In a recent interview with TIME, the police chief said he was moved to speak out in part because he’s a Cuban immigrant who came to the U.S. when he was a child. His son is also the same age as Laura. “Broken immigration policies and systems impact safety across the nation,” Acevedo said. “The people that are being impacted are real human beings. They’re real people.”
At a news conference last week, the Maradiaga-Alvarado family said they fled El Salvador after gang violence had claimed the lives of multiple members of their immediate family. Laura, her mother and her sister arrived in the U.S. via the Mexican border last October.
It’s unclear what led to the setback in Laura’s asylum application. The Justice Department’s Executive Office for Immigration Review confirmed Wednesday that an immigration judge had granted a motion to reopen Laura’s case on Monday. But the agency, which adjudicates all immigration cases in the country, declined to comment further.

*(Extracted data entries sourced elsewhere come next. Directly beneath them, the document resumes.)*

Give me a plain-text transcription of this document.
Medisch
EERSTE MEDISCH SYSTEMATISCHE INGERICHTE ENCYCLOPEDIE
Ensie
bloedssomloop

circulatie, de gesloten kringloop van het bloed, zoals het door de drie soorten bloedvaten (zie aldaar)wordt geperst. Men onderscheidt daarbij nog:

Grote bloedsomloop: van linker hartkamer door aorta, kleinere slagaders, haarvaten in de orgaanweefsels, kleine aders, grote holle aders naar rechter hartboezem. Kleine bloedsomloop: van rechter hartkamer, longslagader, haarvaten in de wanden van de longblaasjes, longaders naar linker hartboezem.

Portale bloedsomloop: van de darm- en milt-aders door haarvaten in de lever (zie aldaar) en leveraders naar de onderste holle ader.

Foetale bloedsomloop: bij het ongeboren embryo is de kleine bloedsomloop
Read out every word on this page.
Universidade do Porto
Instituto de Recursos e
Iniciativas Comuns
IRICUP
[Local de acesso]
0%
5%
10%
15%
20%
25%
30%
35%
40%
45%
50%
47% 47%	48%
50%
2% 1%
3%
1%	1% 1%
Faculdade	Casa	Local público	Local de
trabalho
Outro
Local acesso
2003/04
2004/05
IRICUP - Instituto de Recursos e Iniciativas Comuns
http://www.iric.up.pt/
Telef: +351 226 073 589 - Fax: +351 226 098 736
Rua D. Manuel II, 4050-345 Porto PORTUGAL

Laura’s advocates say the judge’s speedy approval—granted on the same day the motion was filed—suggests some acknowledgement of human error on the court’s part. “They may be admitting that they made a mistake,” said FIEL Houston Executive Director Cesar Espinosa.
If there was an error, Mintz, the girl’s attorney, said it may have been the result of the massive backlog in immigration cases. “The clerks don’t do it with ill intention,” she told TIME. “They’re just overworked. The system is broken. There is need for more judges, more staff. More than a wall, we need resources for the immigration courts.”
There are more than 855,000 pending immigration court cases in the United States, which is an all-time high, according to the Transactional Records Access Clearinghouse (TRAC), a nonprofit data research center at Syracuse University, which has been keeping record of pending immigration court cases for the last decade.
TRAC co-director Susan Long said the avalanche of cases has been accumulating for over a decade. The backlog worsened, she said, during the government shutdown earlier this year. “It’s an accelerating trend,” Long said. “It just keeps going up, and that’s an indication that there just isn’t enough resources there.”
California, Texas, and New York have the largest backlogs, Long said. In Texas, the Houston area—where the Maradiaga-Alvarado family has been living since they came to the U.S.—has the highest backlog, with more than 54,000 pending cases.
The Maradiaga-Alvarado family will return to court on May 20.